The plenary meeting of the Council of State work in a panel of thirteen judges and is chaired by the President of the Council of State.
The Administrative Courts (and the Council of State) can render decisions as a sole judge only in exceptional cases. This happens, for example, in the case of extinction and estoppel under Article 35 CAP, which can be pronounced by decree by the president of the Section or by a judge whom the president has delegated (article 85 CAP). Within a period of sixty days from the communication, each of the interested parties may challenge it to the panel, with an act notified to all the other parties.
Moreover, before the treatment of the interim measure application by the panel, in cases of extreme gravity and urgency, so as not to allow even a delay until the date the court meets in chambers, the applicant may request the President of the Regional Administrative Court or of the Section to provide for interim precautionary monocratic measures. (art. 56 CAP). This decision is given by decree. The decree loses its efficacy if the panel does not confirm it at the chamber hearing a few days later.
2.2.3. Do administrative courts have advisory powers (advice to the administration, government, parliament, etc.)?

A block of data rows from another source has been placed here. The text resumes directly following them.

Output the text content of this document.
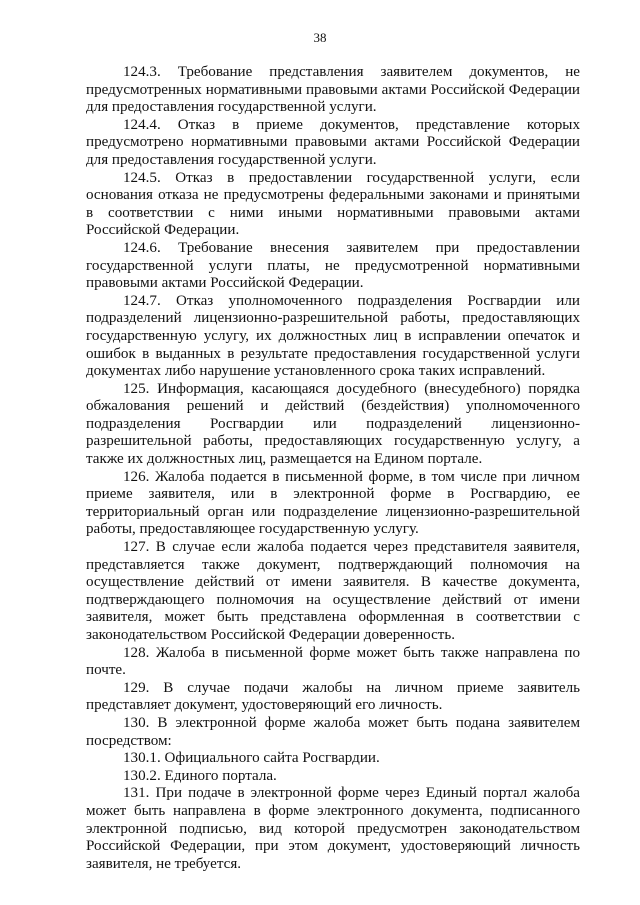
38

124.3. Требование представления заявителем документов, не предусмотренных нормативными правовыми актами Российской Федерации для предоставления государственной услуги.

124.4. Отказ в приеме документов, представление которых предусмотрено нормативными правовыми актами Российской Федерации для предоставления государственной услуги.

124.5. Отказ в предоставлении государственной услуги, если основания отказа не предусмотрены федеральными законами и принятыми в соответствии с ними иными нормативными правовыми актами Российской Федерации.

124.6. Требование внесения заявителем при предоставлении государственной услуги платы, не предусмотренной нормативными правовыми актами Российской Федерации.

124.7. Отказ уполномоченного подразделения Росгвардии или подразделений лицензионно-разрешительной работы, предоставляющих государственную услугу, их должностных лиц в исправлении опечаток и ошибок в выданных в результате предоставления государственной услуги документах либо нарушение установленного срока таких исправлений.

125. Информация, касающаяся досудебного (внесудебного) порядка обжалования решений и действий (бездействия) уполномоченного подразделения Росгвардии или подразделений лицензионно-разрешительной работы, предоставляющих государственную услугу, а также их должностных лиц, размещается на Едином портале.

126. Жалоба подается в письменной форме, в том числе при личном приеме заявителя, или в электронной форме в Росгвардию, ее территориальный орган или подразделение лицензионно-разрешительной работы, предоставляющее государственную услугу.

127. В случае если жалоба подается через представителя заявителя, представляется также документ, подтверждающий полномочия на осуществление действий от имени заявителя. В качестве документа, подтверждающего полномочия на осуществление действий от имени заявителя, может быть представлена оформленная в соответствии с законодательством Российской Федерации доверенность.

128. Жалоба в письменной форме может быть также направлена по почте.

129. В случае подачи жалобы на личном приеме заявитель представляет документ, удостоверяющий его личность.

130. В электронной форме жалоба может быть подана заявителем посредством:

130.1. Официального сайта Росгвардии.

130.2. Единого портала.

131. При подаче в электронной форме через Единый портал жалоба может быть направлена в форме электронного документа, подписанного электронной подписью, вид которой предусмотрен законодательством Российской Федерации, при этом документ, удостоверяющий личность заявителя, не требуется.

According to the Constitution (art. 100), the Council of State also has an advisory role in administrative law and in upholding justice within the administration (there are in fact two advisory sections and one for normative decisions).
Administrative judges of first instance, however, have only litigation functions.

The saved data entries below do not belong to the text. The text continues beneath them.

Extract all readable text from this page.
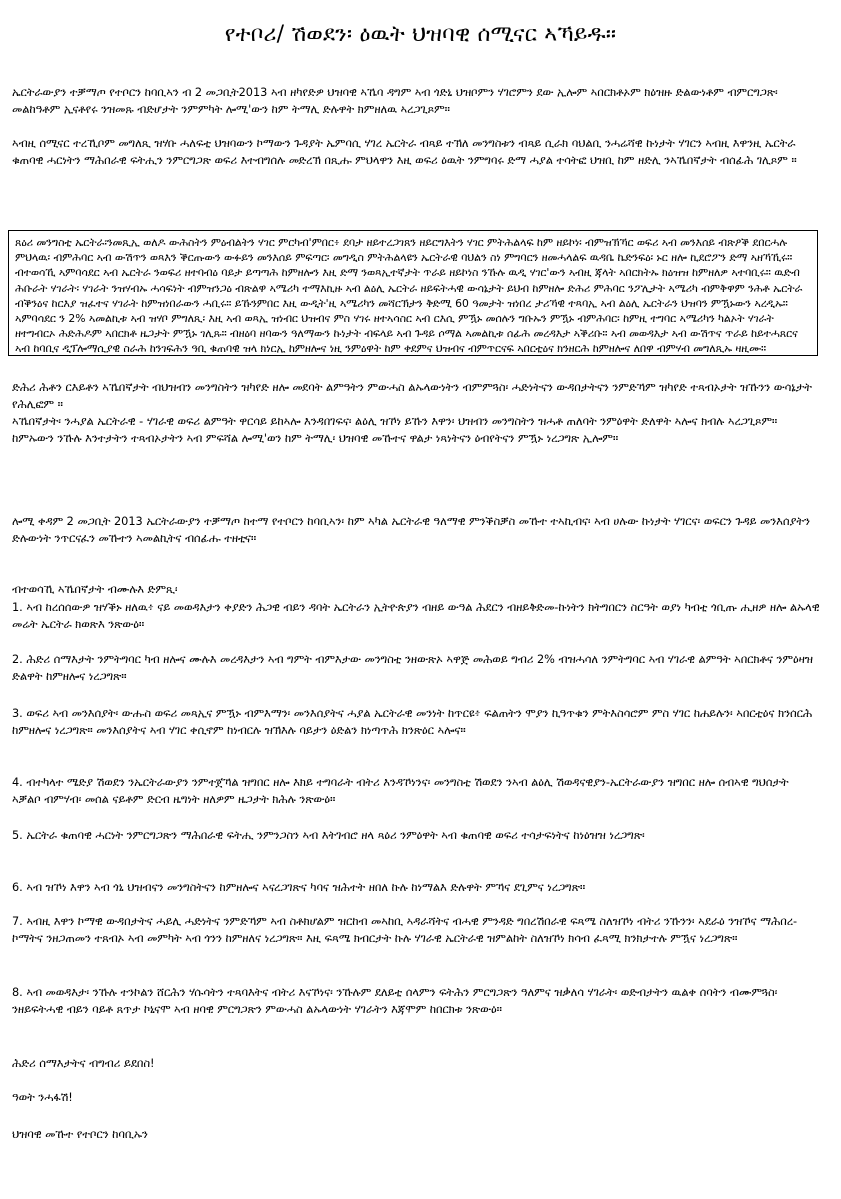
የተቦሪ/ ሽወደን፡ ዕዉት ህዝባዊ ሰሚናር ኣኻይዱ።

ኤርትራውያን ተቓማጦ የተቦርን ከባቢኣን ብ 2 መጋቢት2013 ኣብ ዘካየድዎ ህዝባዊ ኣኼባ ዳግም ኣብ ጎድኒ ህዝቦምን ሃገሮምን ደው ኢሎም ኣበርክቶኦም ክዕዝዙ ድልውነቶም ብምርግጋጽ፡ መልከዓቶም ኢናቶየሩ ንዝመጹ ብድሆታት ንምምካት ሎሚ'ውን ከም ትማሊ ድሉዋት ክምዘለዉ ኣረጋጊጾም።

ኣብዚ ሰሚናር ተረኺቦም መግለጺ ዝሃቡ ሓለፍቲ ህዝባውን ኮማውን ጉዳያት ኤምባሲ ሃገረ ኤርትራ ብጻይ ተኽለ መንግስቱን ብጻይ ሲራክ ባህልቢ ንሓሬሻዊ ኩነታት ሃገርን ኣብዚ እዋንዚ ኤርትራ ቁጠባዊ ሓርነትን ማሕበራዊ ፍትሒን ንምርግጋጽ ወፍሪ እተብግሰሉ መድረኽ በጺሑ ምህላዋን እዚ ወፍሪ ዕዉት ንምግባሩ ድማ ሓያል ተሳትፎ ህዝቢ ከም ዘድሊ ንኣኼበኛታት ብሰፊሕ ገሊጾም ።

ጸዕሪ መንግስቲ ኤርትራ፡ንመጺኢ ወለዶ ውሕስትን ምዕብልትን ሃገር ምርካብ'ምበር፥ ደባታ ዘይተረጋገጸን ዘይርግእትን ሃገር ምትሕልላፍ ከም ዘይኮነ፡ ብምዝኽኻር ወፍሪ ኣብ መንእሰይ ብጽዖቕ ደበርሓሉ ምህላዉ፡ ብምሕባር ኣብ ውሽጥን ወጻእን ቕርጡውን ውፉይን መንእሰይ ምፍጣር፡ መግዲስ ምትሕልላዩን ኤርትራዊ ባህልን ስነ ምግባርን ዘመሓላልፍ ዉዳቤ ኬድንፍዕ፡ ኑር ዘሎ ኪደሮፖን ድማ ኣዘኻኺሩ። ብተወሳኺ ኣምባሳደር ኣብ ኤርትራ ንወፍሪ ዘተባብዕ ባይታ ይጣጣሕ ከምዘሎን እዚ ድማ ንወጻኢተኛታት ጥራይ ዘይኮነስ ንኹሉ ዉዲ ሃገር'ውን ኣብዚ ጃላት ኣበርክትኡ ክዕዝዝ ከምዘለዎ ኣተባቢሩ። ዉድብ ሕቡራት ሃገራት፡ ሃገራት ንዝሃብኡ ሓሳፍነት ብምዝንጋዕ ብጽልዋ ኣሜሪካ ተማእኪዙ ኣብ ልዕሊ ኤርትራ ዘይፍትሓዊ ውሳኔታት ይህብ ከምዘሎ ድሕሪ ምሕባር ንፖሊታት ኣሜሪካ ብምቅዋም ንሕቶ ኤርትራ ብቕንዕና ከርእያ ዝፈተና ሃገራት ከምዝነበራውን ሓቢሩ። ይኹንምበር እዚ ውዲት'ዚ ኣሜሪካን መሻርኽታን ቅድሚ 60 ዓመታት ዝነበረ ታሪኻዊ ተጻባኢ ኣብ ልዕሊ ኤርትራን ህዝባን ምዃኑውን ኣረዲኡ። ኣምባሳደር ን 2% ኣመልኪቱ ኣብ ዝሃቦ ምግለጺ፡ እዚ ኣብ ወጻኢ ዝነብር ህዝብና ምስ ሃገሩ ዘተኣሳስር ኣብ ርእሲ ምዃኑ መሰሉን ግቡኡን ምዃኑ ብምሕባር፡ ከምዚ ተግባር ኣሜሪካን ካልኦት ሃገራት ዘተግብርኦ ሕድሕዶም ኣበርክቶ ዜጋታት ምዃኑ ገሊጹ። ብዘዕባ ዘባውን ዓለማውን ኩነታት ብፍላይ ኣብ ጉዳይ ሶማል ኣመልኪቱ ሰፊሕ መረዳእታ ኣቕሪቡ። ኣብ መወዳእታ ኣብ ውሽጥና ጥራይ ከይተሓጸርና ኣብ ከባቢና ዲፕሎማሲያዊ ስራሕ ከንገፍሕን ዓቢ ቁጠባዊ ዝላ ክነርኢ ከምዘሎና ነዚ ንምዕዋት ከም ቀደምና ህዝብና ብምጥርናፍ ኣበርቲዕና ክንዘርሕ ከምዘሎና ለበዋ ብምሃብ መግለጺኡ ዛዚሙ።

ድሕሪ ሕቶን ርእይቶን ኣኼበኛታት ብህዝብን መንግስትን ዝካየድ ዘሎ መደባት ልምዓትን ምውሓስ ልኡላውነትን ብምምጓስ፡ ሓድነትናን ውዳበታትናን ንምድኻም ዝካየድ ተጻብኦታት ዝኹንን ውሳኔታት የሕሊፎም ።

ኣኼበኛታት፡ ንሓያል ኤርትራዊ - ሃገራዊ ወፍሪ ልምዓት ዋርሳይ ይከኣሎ እንዳበገፍና፡ ልዕሊ ዝኾነ ይኹን እዋን፡ ህዝብን መንግስትን ዝሓቶ ጠለባት ንምዕዋት ድለዋት ኣሎና ክብሉ ኣረጋጊጾም። ከምኡውን ንኹሉ እንተታትን ተጻብኦታትን ኣብ ምፍሻል ሎሚ'ወን ከም ትማሊ፡ ህዝባዊ መኹተና ዋልታ ነጻነትናን ዕብየትናን ምዃኑ ነረጋግጽ ኢሎም።

ሎሚ ቀዳም 2 መጋቢት 2013 ኤርትራውያን ተቓማጦ ከተማ የተቦርን ከባቢኣን፡ ከም ኣካል ኤርትራዊ ዓለማዊ ምንቕስቓስ መኹተ ተኣኪብና፡ ኣብ ሀሉው ኩነታት ሃገርና፡ ወፍርን ጉዳይ መንእሰያትን ድሉውነት ንጥርናፈን መኹተን ኣመልኪትና ብሰፊሑ ተዘቲና።

ብተወሳኺ ኣኼበኛታት ብሙሉእ ድምጺ፡

1. ኣብ ከረሰሰውዎ ዝሃቕኑ ዘለዉ፥ ናይ መወዳእታን ቀያድን ሕጋዊ ብይን ዳባት ኤርትራን ኢትዮጵያን ብዘይ ውዓል ሕደርን ብዘይቅድመ-ኩነትን ክትግበርን ስርዓት ወያነ ካብቲ ጎቢጡ ሒዘዎ ዘሎ ልኡላዊ መሬት ኤርትራ ክወጽእ ንጽውዕ።

2. ሕድሪ ሰማእታት ንምትግባር ካብ ዘሎና ሙሉእ መረዳእታን ኣብ ግምት ብምእታው መንግስቲ ንዘውጽኦ ኣዋጅ መሕወይ ግብሪ 2% ብዝሓሳለ ንምትግባር ኣብ ሃገራዊ ልምዓት ኣበርክቶና ንምዕዛዝ ድልዋት ከምዘሎና ነረጋግጽ።

3. ወፍሪ ኣብ መንእሰያት፡ ውሑስ ወፍሪ መጻኢና ምዃኑ ብምእማን፡ መንእሰያትና ሓያል ኤርትራዊ መንነት ከጥርዩ፥ ፍልጠትን ሞያን ኪዓጥቁን ምትእስሳሮም ምስ ሃገር ከሐይሉን፡ ኣበርቲዕና ክንሰርሕ ከምዘሎና ነረጋግጽ። መንእሰያትና ኣብ ሃገር ቀሲኖም ከነብርሉ ዝኽእሉ ባይታን ዕድልን ክነጣጥሕ ክንጽዕር ኣሎና።

4. ብተካላተ ሜድያ ሽወደን ንኤርትራውያን ንምተጀኻል ዝግበር ዘሎ እክይ ተግባራት ብትሪ እንዳኾነንና፡ መንግስቲ ሽወደን ንኣብ ልዕሊ ሽወዳናዊያን-ኤርትራውያን ዝግበር ዘሎ ሰብኣዊ ግህሰታት ኣቓልቦ ብምሃብ፡ መሰል ናይቶም ድርብ ዜግነት ዘለዎም ዜጋታት ክሕሉ ንጽውዕ።

5. ኤርትራ ቁጠባዊ ሓርነት ንምርግጋጽን ማሕበራዊ ፍትሒ ንምንጋስን ኣብ እትገብሮ ዘላ ጻዕሪ ንምዕዋት ኣብ ቁጠባዊ ወፍሪ ተሳታፍነትና ከነዕዝዝ ነረጋግጽ፡

6. ኣብ ዝኾነ እዋን ኣብ ጎኒ ህዝብናን መንግስትናን ከምዘሎና ኣናረጋገጽና ካባና ዝሕተት ዘበለ ኩሉ ከነማልእ ድሉዋት ምኻና ደጊምና ነረጋግጽ።

7. ኣብዚ እዋን ኮማዊ ውዳበታትና ሓይሊ ሓድነትና ንምድኻም ኣብ ስቶክሆልም ዝርከብ መኣከቢ ኣዳራሻትና ብሓዊ ምንዳድ ግበረሽበራዊ ፍጻሜ ስለዝኾነ ብትሪ ንኹንን፡ ኣደራዕ ንዝኾና ማሕበረ-ኮማትና ንዘጋጠመን ተጸብኦ ኣብ መምካት ኣብ ጎንን ከምዘለና ነረጋግጽ። እዚ ፍጻሜ ክብርታት ኩሉ ሃገራዊ ኤርትራዊ ዝምልከት ስለዝኾነ ክሳብ ፈጻሚ ክንክታተሉ ምዃና ነረጋግጽ።

8. ኣብ መወዳእታ፡ ንኹሉ ተንኮልን ሸርሕን ሃሱሳትን ተጻባእትና ብትሪ እናኾነና፡ ንኹሉም ደለይቲ ሰላምን ፍትሕን ምርግጋጽን ዓለምና ዝቃለሳ ሃገራት፡ ወድብታትን ዉልቀ ሰባትን ብሙምጓስ፡ ንዘይፍትሓዊ ብይን ባይቶ ጸጥታ ኮኒናሞ ኣብ ዘባዊ ምርግጋጽን ምውሓስ ልኡላውነት ሃገራትን እጃሞም ከበርክቱ ንጽውዕ።

ሕድሪ ሰማእታትና ብግብሪ ይደበስ!

ዓወት ንሓፋሽ!

ህዝባዊ መኹተ የተቦርን ከባቢኡን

According to art. 17 of l. n. 400/1988, the Council of State is in charge of advising the Government and the Ministries regarding all the drafting of second-level regulations.
Moreover, specific laws may require advice of the Council of State for legislative decrees.
Very often, the Council of State contributes to the drafting of legislation which collects in a single text all the rules concerning a certain sector (the so-called “testo unico”).
Moreover, the Council of State provides its binding advice in the procedure of recourse to the President of the Republic and gives its opinion regarding delegated acts of the Government, if the law of delegation states so.
Finally, the Council of State can be asked to give its opinion on legal questions by the Parliament, Regions, independent authorities, etc..
The dual nature of the powers vested in the Council of State (advisor and judge) entails a distinction between the consultative sections and the litigation sections, which are different in nature.
The judges belonging to the advisory sections of the Council of State cannot serve at the same time in the litigation sections. In all cases, a judge having assumed an advisory duty must disclaim competence with regard to litigation related to the same case.
2.2.4. Tools and documentary resources available to judges
Administrative courts in Italy are all computerized and have Internet access. Each judicial official has a fixed IT workstation and every judge has at least one laptop. They are all connected both to the internal network and to the Internet.
Each judge can access with wireless network various databases regarding case law of administrative courts and other courts, legislative regulations, all legal acts of the European Union and ECJ case law, international conventions, etc.
In addition to electronic documentation, the Council of State has a valuable and exhaustive library, which contains legal publications (official bulletins of laws and statutes, law reports, law commentaries, manuals and monographic publications, as well as specialised legal periodicals and other periodicals) and many volumes.
There is also a library in each TAR , where books and law reviews may be consulted.
How is the recruitment of judges organised (competitive exam, political appointment, peer election…)? What are their statutory guarantees while in office, particularly in terms of independence?
The status of the administrative judge is the same as that ordinary judge and magistrates as regards guarantees of independence and impartiality. There is a specific self-governing body for administrative judges (Consiglio di Presidenza della giustizia amministrativa) which has competence on appointment, transfer, promotion, disciplinary measure, etc.
The recruitment of administrative judges of first instance (TAR) is only through public competition, consisting of written and oral exams on juridical subjects.
Only ordinary judges, lawyers, lawyers of State and civil servants (if they have sufficient seniority for their category) can participate.
The recruitment of judges of the Council of State is provided partly by promotion from the TAR (50% of vacancies), partly by the Government’s appointment (25% of vacancies) and partly by a direct public competition (25% of vacancies), which is reserved for judges of the TAR after completing one year of TAR duties, lawyers of State, ordinary judges, etc.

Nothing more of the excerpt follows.